The only thing that might save her was an oddity of Japanese urban planning. She was in 4-choma, or the fourth district, and anyone could find that. Her block number would have been assigned by both proximity to the city but also in the order it was settled. Finding the right block was more difficult. The houses on the block were then numbered as they were built. The first house on the block was “one.” There might be a dozen houses between “one” and “two” as newer houses crowded into the space between the original buildings.

Because of this, even housewives had business cards with maps to their houses printed on the back.

Her crazed fan, though, had obviously been stalking her for a long time if he found a
katana
to match the one in her story. He had time to roam her neighborhood and find her apartment building.
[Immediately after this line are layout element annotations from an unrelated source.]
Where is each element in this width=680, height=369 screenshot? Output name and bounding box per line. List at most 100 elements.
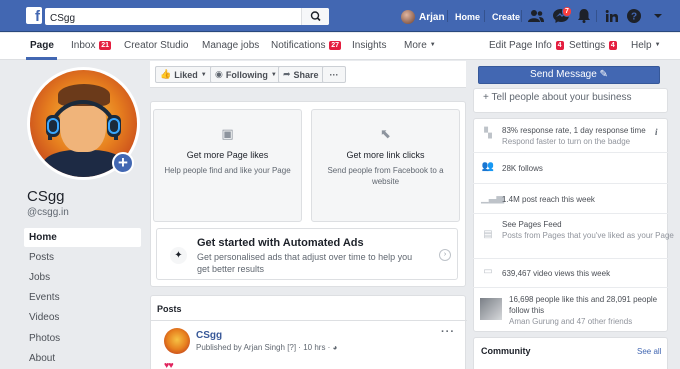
liked-button[interactable]: 👍 Liked ▼ (155, 66, 212, 83)
response-time-icon: ▚ (484, 128, 492, 139)
sidebar-item-home[interactable]: Home (24, 228, 141, 247)
sidebar-item-videos[interactable]: Videos (24, 308, 141, 327)
automated-ads-card[interactable]: ✦ Get started with Automated Ads Get per… (156, 228, 458, 280)
avatar (401, 10, 415, 24)
inbox-badge: 21 (99, 41, 112, 50)
search-input[interactable] (45, 10, 295, 27)
page-tabs-bar: Page Inbox 21 Creator Studio Manage jobs… (0, 33, 680, 60)
post-timestamp[interactable]: 10 hrs (303, 343, 325, 352)
tab-notifications[interactable]: Notifications 27 (271, 40, 342, 51)
add-photo-button[interactable]: + (112, 152, 134, 174)
notifications-badge: 27 (329, 41, 342, 50)
account-menu-caret-icon[interactable] (650, 9, 666, 23)
community-heading: Community (481, 346, 531, 356)
send-message-button[interactable]: Send Message ✎ (478, 66, 660, 84)
share-button[interactable]: ➦ Share (278, 66, 324, 83)
tab-creator-studio[interactable]: Creator Studio (124, 40, 188, 51)
sidebar-item-about[interactable]: About (24, 349, 141, 368)
tab-more[interactable]: More ▼ (404, 40, 436, 51)
friend-avatar[interactable] (480, 298, 502, 320)
more-options-button[interactable]: ··· (322, 66, 346, 83)
caret-down-icon: ▼ (270, 71, 277, 78)
info-icon[interactable]: i (655, 127, 658, 137)
divider (521, 10, 522, 22)
automated-ads-title: Get started with Automated Ads (197, 237, 364, 249)
search-button[interactable] (301, 8, 329, 25)
tab-edit-page-info[interactable]: Edit Page Info 4 (489, 40, 564, 51)
caret-down-icon: ▼ (654, 42, 661, 48)
home-link[interactable]: Home (455, 12, 480, 22)
magic-wand-icon: ✦ (170, 247, 187, 264)
linkedin-icon[interactable] (604, 9, 620, 23)
friend-requests-icon[interactable] (528, 9, 544, 23)
divider (473, 213, 668, 214)
automated-ads-description: Get personalised ads that adjust over ti… (197, 252, 413, 274)
see-all-link[interactable]: See all (637, 347, 661, 356)
pages-feed-text[interactable]: See Pages Feed Posts from Pages that you'… (502, 219, 674, 241)
search-box (45, 8, 329, 27)
chevron-right-icon[interactable]: › (439, 249, 451, 261)
tab-page[interactable]: Page (30, 40, 54, 51)
get-page-likes-card[interactable]: ▣ Get more Page likes Help people find a… (153, 109, 302, 222)
page-action-bar: 👍 Liked ▼ ◉ Following ▼ ➦ Share ··· (150, 61, 466, 88)
post-author-name[interactable]: CSgg (196, 330, 222, 341)
share-arrow-icon: ➦ (283, 69, 291, 79)
post-publisher: Published by Arjan Singh (196, 343, 285, 352)
cursor-icon: ⬉ (380, 126, 391, 141)
tab-inbox[interactable]: Inbox 21 (71, 40, 112, 51)
tab-manage-jobs[interactable]: Manage jobs (202, 40, 259, 51)
promo-title: Get more link clicks (346, 150, 425, 160)
create-link[interactable]: Create (492, 12, 520, 22)
sidebar-item-jobs[interactable]: Jobs (24, 268, 141, 287)
video-views-text: 639,467 video views this week (502, 269, 611, 278)
divider (447, 10, 448, 22)
post-meta: Published by Arjan Singh [?] · 10 hrs · … (196, 343, 337, 352)
divider (484, 10, 485, 22)
sidebar-item-posts[interactable]: Posts (24, 248, 141, 267)
notifications-bell-icon[interactable] (576, 9, 592, 23)
get-link-clicks-card[interactable]: ⬉ Get more link clicks Send people from … (311, 109, 460, 222)
likes-text: 16,698 people like this and 28,091 peopl… (509, 295, 658, 326)
heart-reaction-icon: ♥♥ (164, 360, 174, 369)
video-icon: ▭ (483, 266, 493, 277)
response-rate-text: 83% response rate, 1 day response time Re… (502, 126, 646, 146)
help-question-icon[interactable]: ? (626, 9, 642, 23)
top-navigation-bar: f Arjan Home Create 7 ? (0, 0, 680, 32)
following-button[interactable]: ◉ Following ▼ (210, 66, 282, 83)
tab-help[interactable]: Help ▼ (631, 40, 661, 51)
divider (473, 152, 668, 153)
sidebar-item-events[interactable]: Events (24, 288, 141, 307)
facebook-logo-icon[interactable]: f (26, 7, 42, 24)
search-icon (310, 11, 321, 22)
people-icon: 👥 (481, 161, 495, 172)
divider (473, 258, 668, 259)
tab-settings[interactable]: Settings 4 (569, 40, 617, 51)
globe-icon: · ◕ (327, 343, 338, 352)
reach-bars-icon: ▁▃▅ (481, 193, 505, 204)
pencil-icon: ✎ (599, 69, 608, 80)
page-name: CSgg (27, 188, 65, 205)
divider (473, 183, 668, 184)
rss-icon: ◉ (215, 69, 223, 79)
post-edit-icon: [?] · (287, 343, 304, 352)
tell-people-link[interactable]: + Tell people about your business (483, 92, 632, 103)
post-options-ellipsis-icon[interactable]: ··· (441, 326, 455, 338)
followers-count: 28K follows (502, 164, 543, 173)
sidebar-item-photos[interactable]: Photos (24, 329, 141, 348)
divider (473, 287, 668, 288)
post-author-avatar[interactable] (164, 328, 190, 354)
profile-link[interactable]: Arjan (401, 9, 445, 25)
promo-title: Get more Page likes (186, 150, 269, 160)
post-reach-text: 1.4M post reach this week (502, 195, 595, 204)
svg-text:?: ? (631, 12, 637, 23)
divider (596, 10, 597, 22)
promo-description: Send people from Facebook to a website (327, 166, 444, 186)
tab-insights[interactable]: Insights (352, 40, 386, 51)
promo-description: Help people find and like your Page (164, 166, 291, 175)
plus-icon: + (118, 153, 128, 172)
page-username[interactable]: @csgg.in (27, 207, 69, 218)
ellipsis-icon: ··· (329, 69, 339, 80)
caret-down-icon: ▼ (429, 42, 436, 48)
thumbs-up-icon: 👍 (160, 69, 172, 79)
messenger-badge: 7 (562, 6, 572, 17)
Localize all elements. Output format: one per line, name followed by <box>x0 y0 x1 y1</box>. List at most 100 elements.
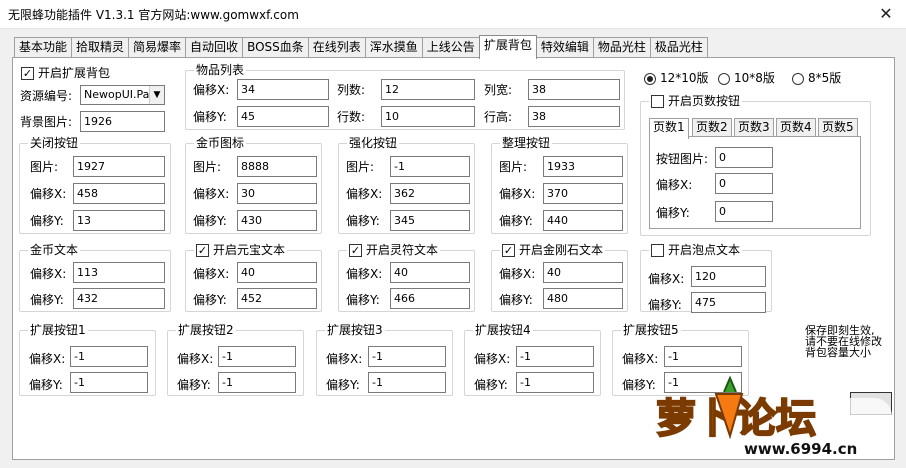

She needed to bounce. Usually she just fled with what she was wearing. But she never had so much “her” to leave behind. Never before could she decorate the walls, buy clothes, pick out dishes and pots. Everything in the apartment was seeped with her happiness in setting up her place. The joy in her power to finally make decisions for herself.

She could be packed in thirty minutes.

She had washed her clothes on Saturday and hung them on bamboo poles across her balcony. Luckily everything was dry. She took them down, folded and then rolled them to save space. She only had one suitcase, an ultra cute Hello Kitty trolley that she had bought for her “visa renewal” trips. Maybe she should head to South Korea early.

As she packed, she backed up her novel twice onto flash drives. She could give one to the police so they would have some hope of catching her stalker.

What about the
katana
? She eyed it sitting innocently on her table, still wrapped in fabric. “I can’t explain the sword.”

She would figure that out later. Right now, she needed to pack as quickly as possible. Stopping to think things through would only let stress seep in, and then she be stuck writing until her hypergraphia subsided. Of course, as her suitcase filled up, she couldn’t help but notice what wasn’t going to fit. All her expensive spices. Her new rice cooker. Her body-sized pillow. Her Hello Kitty duvet cover.